Boundary conditions and universal finite-size scaling for the hierarchical $|\varphi|^4$ model in dimensions 4 and higher
Emmanuel Michta, Jiwoon Park, Gordon Slade
TL;DR
The paper provides a rigorous multiscale renormalisation group analysis of the weakly-coupled $n$-component $|\varphi|^4$ model on a hierarchical lattice in dimensions $d\ge 4$, comparing free and periodic boundary conditions. It establishes a complete finite-size scaling picture: (i) an infinite-volume Gaussian limit at the critical point for $ u=\nu_c$ with boundary-condition dependent scaling of the susceptibility in $d>4$ (and corresponding logarithmic corrections at $d=4$); (ii) a non-Gaussian limiting law inside a universal critical window around an effective finite-volume critical point $\nu_{c,N}^*$ with a universal susceptibility profile; and (iii) a Gaussian limit above the critical window with a distinct scaling, including a mass-generation mechanism for free boundaries. The analysis hinges on a refined RG framework that extends the Bauerschmidt–Brydges–Slade program to $d>4$ and finite volumes, incorporating a large-field regulator and mass-derivative control to handle dangerous irrelevant terms.
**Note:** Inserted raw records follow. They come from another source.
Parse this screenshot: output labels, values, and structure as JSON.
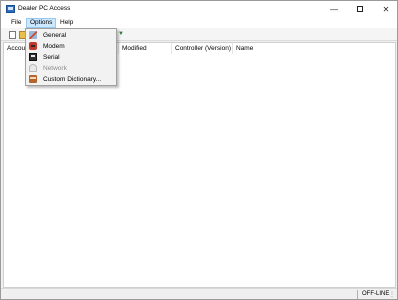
{
  "window": {
    "title": "Dealer PC Access"
  },
  "menubar": {
    "file": "File",
    "options": "Options",
    "help": "Help"
  },
  "options_menu": {
    "items": [
      {
        "label": "General",
        "icon": "wrench-icon",
        "enabled": true
      },
      {
        "label": "Modem",
        "icon": "modem-icon",
        "enabled": true
      },
      {
        "label": "Serial",
        "icon": "serial-port-icon",
        "enabled": true
      },
      {
        "label": "Network",
        "icon": "network-icon",
        "enabled": false
      },
      {
        "label": "Custom Dictionary...",
        "icon": "dictionary-icon",
        "enabled": true
      }
    ]
  },
  "listview": {
    "columns": [
      "Account",
      "Modified",
      "Controller (Version)",
      "Name"
    ]
  },
  "statusbar": {
    "connection": "OFF-LINE"
  },
  "colors": {
    "menu_highlight": "#cce8ff",
    "app_icon": "#2b6fc4"
  }
}
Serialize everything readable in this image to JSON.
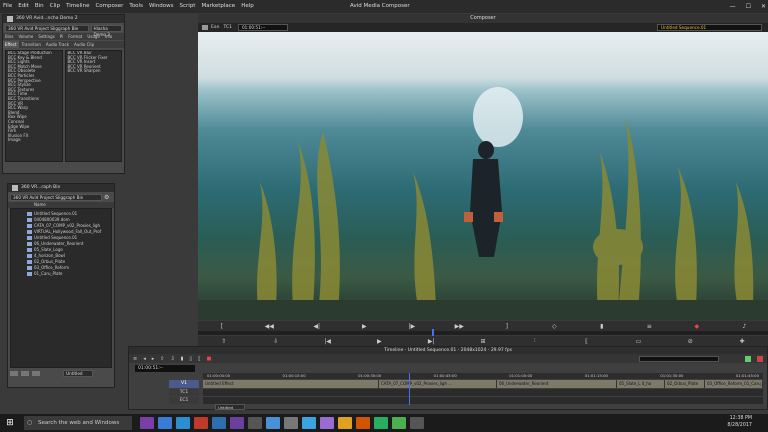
{
  "app": {
    "title": "Avid Media Composer",
    "menu": [
      "File",
      "Edit",
      "Bin",
      "Clip",
      "Timeline",
      "Composer",
      "Tools",
      "Windows",
      "Script",
      "Marketplace",
      "Help"
    ]
  },
  "effects_panel": {
    "title": "360 VR Avid...ncha Demo 2",
    "project": "360 VR Avid Project Sliggraph Ble",
    "project_tab_extra": "Hlasha Demo 2",
    "tabs": [
      "Bins",
      "Volume",
      "Settings",
      "Pi",
      "Format",
      "Usage",
      "Info"
    ],
    "subtabs": [
      "Effect",
      "Transition",
      "Audio Track",
      "Audio Clip"
    ],
    "categories": [
      "BCC Stage Production",
      "BCC Key & Blend",
      "BCC Lights",
      "BCC Match Move",
      "BCC Obsolete",
      "BCC Particles",
      "BCC Perspective",
      "BCC Stylize",
      "BCC Textures",
      "BCC Time",
      "BCC Transitions",
      "BCC VR",
      "BCC Warp",
      "Blend",
      "Box Wipe",
      "Conceal",
      "Edge Wipe",
      "Film",
      "Illusion FX",
      "Image"
    ],
    "effects": [
      "BCC VR Blur",
      "BCC VR Flicker Fixer",
      "BCC VR Insert",
      "BCC VR Reorient",
      "BCC VR Sharpen"
    ]
  },
  "bin_panel": {
    "title": "360 VR...raph Bin",
    "project": "360 VR Avid Project Sliggraph Bin",
    "column_header": "Name",
    "items": [
      "Untitled Sequence.01",
      "0404800039.dom",
      "CATA_07_COMP_v02_Proxies_ligh",
      "VIRTUAL_Hollywood_Fall_Out_Prof",
      "Untitled Sequence.01",
      "06_Underwater_Reorient",
      "05_Slate_Logo",
      "4_horizon_Bowl",
      "02_Orbus_Plate",
      "03_Office_Reform",
      "01_Caru_Plate"
    ],
    "footer_dropdown": "Untitled"
  },
  "composer": {
    "title": "Composer",
    "source_label": "Ean",
    "track_label": "TC1",
    "timecode": "01:00:51:--",
    "sequence": "Untitled Sequence.01"
  },
  "timeline": {
    "title": "Timeline - Untitled Sequence.01 - 2048x1024 - 29.97 fps",
    "position": "01:00:51:--",
    "tracks": [
      "V1",
      "TC1",
      "EC1"
    ],
    "ruler": [
      "01:00:00:00",
      "01:00:15:00",
      "01:00:30:00",
      "01:00:45:00",
      "01:01:00:00",
      "01:01:15:00",
      "01:01:30:00",
      "01:01:45:00"
    ],
    "clips": [
      "Untitled Effect",
      "CATA_07_COMP_v02_Proxies_ligh ...",
      "06_Underwater_Reorient",
      "05_Slate_L 4_ho",
      "02_Orbus_Plate",
      "03_Office_Reform_01_Caru_Plate"
    ],
    "footer_dropdown": "Untitled"
  },
  "taskbar": {
    "search_placeholder": "Search the web and Windows",
    "time": "12:38 PM",
    "date": "8/28/2017",
    "app_colors": [
      "#7a3ea8",
      "#3a7bd5",
      "#2a8fd0",
      "#c0392b",
      "#2d6eb0",
      "#6b3fa0",
      "#555555",
      "#4a90d9",
      "#777777",
      "#3ba3e0",
      "#9a6bd1",
      "#e0a020",
      "#d35400",
      "#27ae60",
      "#4caf50",
      "#555555"
    ]
  }
}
The results imply universal finite-size scaling functions and provide precise asymptotics for the susceptibility and higher moments, with broad conjectural implications for Euclidean lattice models and SAW in $d\ge 4$. The work also clarifies how boundary conditions shift effective critical points and introduces a mass-generation mechanism tied to FBC, potentially extending to non-hierarchical Euclidean models.
Abstract
We analyse and clarify the finite-size scaling of the weakly-coupled hierarchical $n$-component $|\varphi|^4$ model for all integers $n \ge 1$ in all dimensions $d\ge 4$, for both free and periodic boundary conditions. For $d>4$, we prove that for a volume of size $R^{d}$ with periodic boundary conditions the infinite-volume critical point is an effective finite-volume critical point, whereas for free boundary conditions the effective critical point is shifted smaller by an amount of order $R^{-2}$. For both boundary conditions, the average field has the same non-Gaussian limit within a critical window of width $R^{-d/2}$ around the effective critical point, and in that window we compute the universal scaling profile for the susceptibility. In contrast, and again for both boundary conditions, the average field has a massive Gaussian limit when above the effective critical point by an amount $R^{-2}$. In particular, at the infinite-volume critical point the susceptibility scales as $R^{d/2}$ for periodic boundary conditions and as $R^{2}$ for free boundary conditions. We identify a mass generation mechanism for free boundary conditions that is responsible for this distinction and which we believe has wider validity, in particular to Euclidean (non-hierarchical) models on $\mathbb{Z}^d$ in dimensions $d \ge 4$. For $d=4$ we prove a similar picture with logarithmic corrections. Our analysis is based on the rigorous renormalisation group method of Bauerschmidt, Brydges and Slade, which we improve and extend.